By Scarlette Quille
I cannot tell you how many scary movies or Datelines I have watched where I sat staring at the screen wondering why the victims behave so stupidly. Why would you go around in your night gown searching for the bump in the night? Why wouldn’t you just ditch your haunted house and drive off to a new town and safer surroundings? Why didn’t they just call the cops?
It’s very easy to stare at a screen or read a story and sit in judgment of the victims. We are all so much smarter than the people we hear about in stories, right? Are you operating under the belief that life in a small town somehow insulates you from crime? Do you think that criminals are concerned with their personal safety because “everyone around here has guns?” I believed some of those things, and then I got a wake-up call at 3:40 a.m. on a Thursday this July.
I live in the city limits, but on the outskirts of town. My neighbors are down the street rather than next door. Until the bike path on Boyer was constructed a few years ago, I had very little foot traffic near my house.
Like many older homes around here, most of my windows do not open, and in the summer my house is just a few degrees hotter than hell. In the hotter summer months my family is known to sleep outside or build a makeshift bed in the living room so we can open the doors and let the cool air in. Air conditioning is something I just have a hard time purchasing when it’s only hot for about five weeks a year. Locking doors is something you do in a big city. The scariest entity on my property in the last eight years has been a moose. During college I lived in a big city, I moved back to Sandpoint because it felt like a safe place to raise children, and for the most part it has been.
That is why I came home from the Festival a few weeks ago, stripped off my clothes and laid under a fan in my living room. I was sleeping next to my large bearded, tattooed male companion and had no reason to question my personal safety.
I also have four teenagers who keep strange hours. There is a lot of activity into the wee hours of the night, and though they were not home on this evening, it is not unusual for one to show up to retrieve a personal item that they have forgotten or for help with any other teenage issue.
When I felt a presence in my home that evening, I just thought one of the kids had come home. When I rolled over to see what was bumping around in my living room, I expected to see one of my kids. Instead I saw a man holding his phone up with the flashlight on looking around my house.

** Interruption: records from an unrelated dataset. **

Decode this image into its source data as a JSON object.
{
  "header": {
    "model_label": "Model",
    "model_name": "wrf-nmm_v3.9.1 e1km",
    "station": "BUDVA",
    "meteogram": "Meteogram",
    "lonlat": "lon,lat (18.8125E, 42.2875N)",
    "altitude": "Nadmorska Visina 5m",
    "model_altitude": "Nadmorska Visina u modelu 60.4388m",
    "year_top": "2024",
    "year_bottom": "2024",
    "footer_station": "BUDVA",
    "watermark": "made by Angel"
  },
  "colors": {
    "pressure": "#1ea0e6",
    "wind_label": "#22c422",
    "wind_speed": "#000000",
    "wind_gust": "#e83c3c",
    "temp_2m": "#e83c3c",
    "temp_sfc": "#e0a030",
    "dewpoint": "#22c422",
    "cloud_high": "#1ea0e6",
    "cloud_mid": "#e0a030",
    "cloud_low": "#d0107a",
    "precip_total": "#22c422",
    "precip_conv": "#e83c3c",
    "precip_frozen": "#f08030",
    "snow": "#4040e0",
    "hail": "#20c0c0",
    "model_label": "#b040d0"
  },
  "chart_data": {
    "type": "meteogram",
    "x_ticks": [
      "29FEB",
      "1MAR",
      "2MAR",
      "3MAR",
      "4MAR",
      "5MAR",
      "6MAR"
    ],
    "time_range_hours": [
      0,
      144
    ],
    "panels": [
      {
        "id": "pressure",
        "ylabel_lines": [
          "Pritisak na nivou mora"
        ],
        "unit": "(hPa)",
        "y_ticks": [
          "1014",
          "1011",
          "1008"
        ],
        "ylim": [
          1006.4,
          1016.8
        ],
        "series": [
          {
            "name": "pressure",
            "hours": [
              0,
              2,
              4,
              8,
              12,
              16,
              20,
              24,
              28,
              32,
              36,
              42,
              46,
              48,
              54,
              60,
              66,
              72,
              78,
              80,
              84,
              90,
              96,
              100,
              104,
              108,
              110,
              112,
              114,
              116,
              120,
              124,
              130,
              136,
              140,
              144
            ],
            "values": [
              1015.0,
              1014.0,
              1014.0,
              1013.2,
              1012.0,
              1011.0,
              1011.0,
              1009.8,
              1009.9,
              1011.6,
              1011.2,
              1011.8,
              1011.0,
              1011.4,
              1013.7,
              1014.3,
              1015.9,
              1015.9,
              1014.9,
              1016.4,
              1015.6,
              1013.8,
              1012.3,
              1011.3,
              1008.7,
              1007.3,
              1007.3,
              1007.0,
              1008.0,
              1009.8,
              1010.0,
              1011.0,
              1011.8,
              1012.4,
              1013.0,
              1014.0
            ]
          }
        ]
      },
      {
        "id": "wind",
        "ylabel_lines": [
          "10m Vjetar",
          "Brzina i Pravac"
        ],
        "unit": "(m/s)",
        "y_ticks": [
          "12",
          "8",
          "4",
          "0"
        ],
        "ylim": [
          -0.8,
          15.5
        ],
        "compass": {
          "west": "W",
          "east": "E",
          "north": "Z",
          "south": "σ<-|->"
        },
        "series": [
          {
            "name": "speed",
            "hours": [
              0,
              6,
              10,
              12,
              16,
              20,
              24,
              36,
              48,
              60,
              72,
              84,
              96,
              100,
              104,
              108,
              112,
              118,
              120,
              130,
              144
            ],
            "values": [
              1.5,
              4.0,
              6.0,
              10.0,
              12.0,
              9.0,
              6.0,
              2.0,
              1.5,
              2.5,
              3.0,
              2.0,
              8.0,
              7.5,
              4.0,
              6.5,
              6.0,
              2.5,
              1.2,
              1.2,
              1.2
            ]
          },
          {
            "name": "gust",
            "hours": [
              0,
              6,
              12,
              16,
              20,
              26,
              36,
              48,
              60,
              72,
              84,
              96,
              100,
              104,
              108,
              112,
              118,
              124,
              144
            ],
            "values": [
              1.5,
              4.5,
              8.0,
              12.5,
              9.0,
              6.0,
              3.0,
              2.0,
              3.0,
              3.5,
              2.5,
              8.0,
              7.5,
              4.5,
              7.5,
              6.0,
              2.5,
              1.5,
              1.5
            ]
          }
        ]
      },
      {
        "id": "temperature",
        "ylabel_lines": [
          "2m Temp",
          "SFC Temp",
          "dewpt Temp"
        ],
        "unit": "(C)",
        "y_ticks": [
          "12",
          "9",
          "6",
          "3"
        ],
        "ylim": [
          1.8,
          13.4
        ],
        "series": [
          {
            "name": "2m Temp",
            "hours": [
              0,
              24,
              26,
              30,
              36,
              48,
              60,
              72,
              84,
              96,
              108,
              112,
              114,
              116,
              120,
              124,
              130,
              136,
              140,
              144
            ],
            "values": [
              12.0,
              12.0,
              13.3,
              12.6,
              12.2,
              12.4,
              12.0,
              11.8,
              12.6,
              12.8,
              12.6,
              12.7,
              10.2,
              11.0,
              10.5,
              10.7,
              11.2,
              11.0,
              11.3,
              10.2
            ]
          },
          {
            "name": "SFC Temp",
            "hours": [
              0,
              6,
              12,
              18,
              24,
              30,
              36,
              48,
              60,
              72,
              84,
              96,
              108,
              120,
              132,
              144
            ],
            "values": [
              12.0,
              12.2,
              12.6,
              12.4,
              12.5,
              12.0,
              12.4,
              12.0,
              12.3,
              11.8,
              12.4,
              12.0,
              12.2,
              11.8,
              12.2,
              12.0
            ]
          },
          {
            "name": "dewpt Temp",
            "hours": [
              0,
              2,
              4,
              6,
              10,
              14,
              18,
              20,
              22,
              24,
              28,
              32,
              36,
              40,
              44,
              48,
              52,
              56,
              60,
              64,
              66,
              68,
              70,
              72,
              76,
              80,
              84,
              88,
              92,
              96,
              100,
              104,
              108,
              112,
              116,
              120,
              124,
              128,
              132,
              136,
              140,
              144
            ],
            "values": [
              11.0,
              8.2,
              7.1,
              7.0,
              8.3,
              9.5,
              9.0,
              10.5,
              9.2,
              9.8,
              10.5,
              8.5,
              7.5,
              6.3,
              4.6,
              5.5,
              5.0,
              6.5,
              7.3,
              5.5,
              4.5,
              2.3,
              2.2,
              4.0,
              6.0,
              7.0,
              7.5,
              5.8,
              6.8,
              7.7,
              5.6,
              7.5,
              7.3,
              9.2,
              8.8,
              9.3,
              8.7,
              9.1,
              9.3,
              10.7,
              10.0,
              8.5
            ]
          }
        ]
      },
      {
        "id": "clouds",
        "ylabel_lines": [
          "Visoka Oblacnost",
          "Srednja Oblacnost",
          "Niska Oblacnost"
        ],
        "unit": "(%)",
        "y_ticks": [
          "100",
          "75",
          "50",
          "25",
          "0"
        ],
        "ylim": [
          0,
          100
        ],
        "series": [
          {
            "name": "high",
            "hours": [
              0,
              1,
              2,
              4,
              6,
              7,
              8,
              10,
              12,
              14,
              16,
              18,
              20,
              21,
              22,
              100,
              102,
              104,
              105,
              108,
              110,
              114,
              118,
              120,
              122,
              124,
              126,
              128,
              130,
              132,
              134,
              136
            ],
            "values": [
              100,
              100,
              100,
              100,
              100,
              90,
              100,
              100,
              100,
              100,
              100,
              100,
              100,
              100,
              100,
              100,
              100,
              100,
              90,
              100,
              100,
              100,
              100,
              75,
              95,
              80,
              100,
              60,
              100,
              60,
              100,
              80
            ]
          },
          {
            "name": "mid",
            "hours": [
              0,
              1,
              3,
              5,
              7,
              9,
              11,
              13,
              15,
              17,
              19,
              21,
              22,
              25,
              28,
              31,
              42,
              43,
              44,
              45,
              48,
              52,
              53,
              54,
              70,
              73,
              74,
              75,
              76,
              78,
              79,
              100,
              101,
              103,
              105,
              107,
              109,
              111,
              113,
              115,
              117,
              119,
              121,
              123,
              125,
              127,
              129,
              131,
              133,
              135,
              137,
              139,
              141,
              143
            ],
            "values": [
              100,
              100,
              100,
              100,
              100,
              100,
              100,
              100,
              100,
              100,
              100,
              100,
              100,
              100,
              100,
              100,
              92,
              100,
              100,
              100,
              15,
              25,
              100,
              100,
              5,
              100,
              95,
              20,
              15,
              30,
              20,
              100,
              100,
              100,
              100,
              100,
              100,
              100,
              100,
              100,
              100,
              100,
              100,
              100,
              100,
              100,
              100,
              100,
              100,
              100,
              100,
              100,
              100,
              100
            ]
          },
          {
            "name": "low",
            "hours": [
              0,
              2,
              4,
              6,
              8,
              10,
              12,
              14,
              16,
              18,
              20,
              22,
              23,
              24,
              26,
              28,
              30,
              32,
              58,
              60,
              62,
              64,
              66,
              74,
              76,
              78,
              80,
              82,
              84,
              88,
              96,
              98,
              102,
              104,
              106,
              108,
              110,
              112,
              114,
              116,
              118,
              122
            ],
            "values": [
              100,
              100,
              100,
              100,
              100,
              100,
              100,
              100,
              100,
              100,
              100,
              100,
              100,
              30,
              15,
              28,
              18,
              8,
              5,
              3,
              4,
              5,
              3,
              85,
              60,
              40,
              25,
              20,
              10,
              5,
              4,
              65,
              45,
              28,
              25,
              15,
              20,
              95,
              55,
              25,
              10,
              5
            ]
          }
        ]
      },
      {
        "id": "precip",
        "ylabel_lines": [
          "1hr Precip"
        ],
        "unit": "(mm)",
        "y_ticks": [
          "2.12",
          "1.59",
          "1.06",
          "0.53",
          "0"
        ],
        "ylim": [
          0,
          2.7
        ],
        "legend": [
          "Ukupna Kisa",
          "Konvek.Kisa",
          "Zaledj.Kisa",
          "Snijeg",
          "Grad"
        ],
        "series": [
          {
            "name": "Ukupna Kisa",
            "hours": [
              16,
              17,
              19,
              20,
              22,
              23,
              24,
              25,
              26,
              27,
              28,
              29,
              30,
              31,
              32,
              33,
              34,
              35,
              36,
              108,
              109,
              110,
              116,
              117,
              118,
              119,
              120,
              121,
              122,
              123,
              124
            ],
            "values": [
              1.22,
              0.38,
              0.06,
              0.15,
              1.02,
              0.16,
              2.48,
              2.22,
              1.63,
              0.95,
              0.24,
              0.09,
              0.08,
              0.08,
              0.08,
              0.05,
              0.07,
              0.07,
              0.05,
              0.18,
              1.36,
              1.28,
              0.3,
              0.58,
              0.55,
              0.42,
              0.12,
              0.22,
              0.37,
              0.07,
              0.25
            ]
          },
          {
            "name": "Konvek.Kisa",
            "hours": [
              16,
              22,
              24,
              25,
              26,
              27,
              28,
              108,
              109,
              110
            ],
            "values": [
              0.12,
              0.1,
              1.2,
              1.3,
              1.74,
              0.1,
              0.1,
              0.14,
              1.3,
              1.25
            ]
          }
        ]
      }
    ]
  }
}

This is the part of the story where everyone interjects and asks me where my gun was. Folks, I do not have a gun. I don’t have a problem with guns or people who have them, I just don’t have one. If I did have a gun it would have been locked up, as I have children, and one of them is seven years old. I wouldn’t have been sleeping with a firearm under my couch pillow. That’s just not how I roll.
My first thought was that I might know the intruder, or maybe he was a friend of my kids and messing around. I asked him directly: “What the f*ck are you doing in my house?” He calmly replied, “I’m looking for some…” as he walked towards me, my bearded companion awoke, the intruder saw him and ran out the screen door. I guess he didn’t find what he was looking for, and both of us were confused whether or not we were hallucinating or dreaming.
The dog never barked, I never heard a door slam, there was no car in the driveway and chasing him down in my skivvies seemed like a poor choice as he was no longer in my house. So after spending a minute or two in disbelief we called the police. That’s the thing, folks, home invasions do not occur when we are expecting them. Thieves and perverts don’t RSVP. You may not be in the room where you store your firearm when a bad guy comes. Dogs don’t generally bark unless they hear someone knocking or a car pull into the driveway. In other words, you aren’t as safe as you think you are.
Sandpoint is growing, quickly, and we have many people in our community who are underemployed, hungry and suffering from addiction, and we do not have the systems in place to support them. If I had a gun that night, I might have stopped him from breaking into the guy down the street’s house (he was able to do that before the police arrived). I also might have shot one of my kids’ friends or a 21-year-old with a drug problem. I don’t think a gun would have solved much in this scenario, but there are sure are a lot of people who disagree … and that’s OK with me.
What does continue to bother me is that this person is still out there, and someday he is going to hit up the wrong person’s house, and someone might end up shot. In a perfect world it would be the “bad guy,” but in the real world it might be an innocent bystander or teenager sneaking out of a house. As a community we need to get together and figure out how to work together to catch these criminals. The current system is overwhelmed, and four weeks later, there are no answers. No detectives, no security footage from nearby businesses, no victim statements required … it’s as if it didn’t happen. Except it does happen, more than we think, and it’s time we acknowledge that we have an issue as a community.
Complaining about it on Facebook isn’t working, folks. We need to take our concerns to the City Council. If any of you are interested in writing a statement regarding an influx of crime in your neighborhood, I would like you invite you to write down your concerns and take them with you to the next meeting. I will be doing this, as I care about the people in my community, even the ones I don’t know.